In 2014, Woodfox told a blogger of the fears he experienced while in solitary lock up.

"I'm afraid I'm going to turn into a baby and curl up in a fetal position and lay there like that day after day for the rest of my life. I'm afraid I'm going to attack my own body, maybe cut off my balls and throw them through the bars the way I've seen others do when they couldn't take any more."

Herman Wallace, 41 years in solitary confinement

Herman WallaceInnocence Project/ The Advocate - nytimes.com

Wallace was released in October of 2013, and died of cancer less than a week after he was released.

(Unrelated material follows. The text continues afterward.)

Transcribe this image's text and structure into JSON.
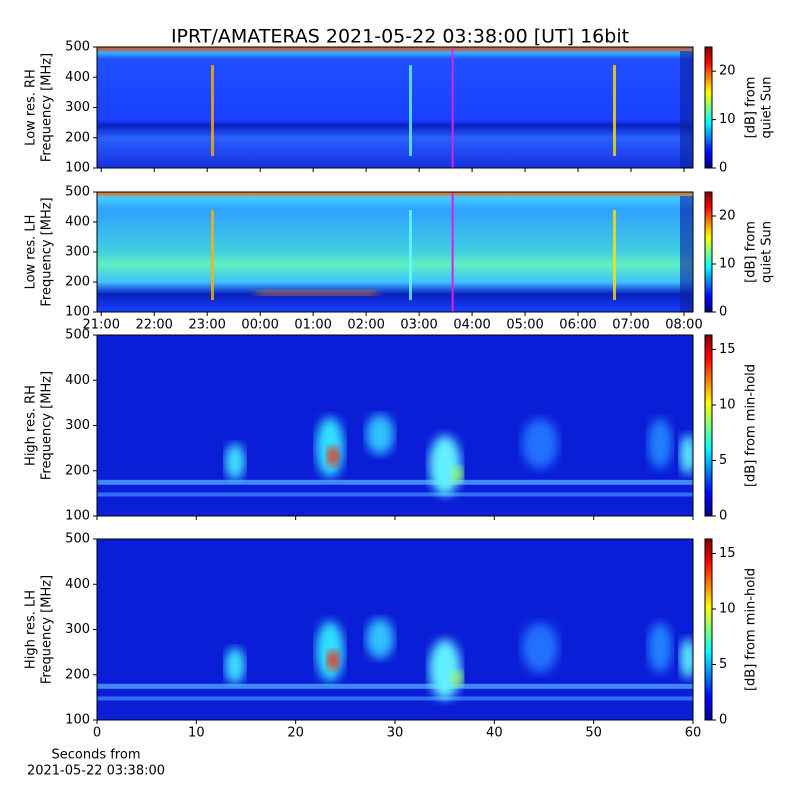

According to a statement from Wallace's legal team, the 71-year-old hoped that solitary confinement litigation tied to his case "will help ensure that others, including his lifelong friend and fellow 'Angola 3' member, Albert Woodfox, do not continue to suffer such cruel and unusual confinement[.]"

"I am free," Wallace said on his death bed, according to friends and family. "I am free."

"When you speak about torture, you're speaking about a torture of the mind," Wallace said in a 2013 radio interview about his time in solitary.

Robert King, 29 years in solitary confinement

Robert King CNN - cnn.com

King, the third Angola 3 member, was released in 2001. Since then, he has been vocal in condemning solitary confinement, including conducting a TEDx Talk, and authoring a book on his time in prison.

"Some wanted to know, 'Well why didn't you go crazy?'" King told a crowd gathered for his TEDx talk about his time in solitary. "I let them know, 'I did not tell you I was sane,'" he joked. "It's impossible to get dipped in waste and not come up stinky."

"You don't cry tears, you don't cry literally; you cry with your soul and it's kind of hard to describe when the soul cries," King said in a documentary about the Angola 3. "I mean it's a deep — it's an agony, you know?"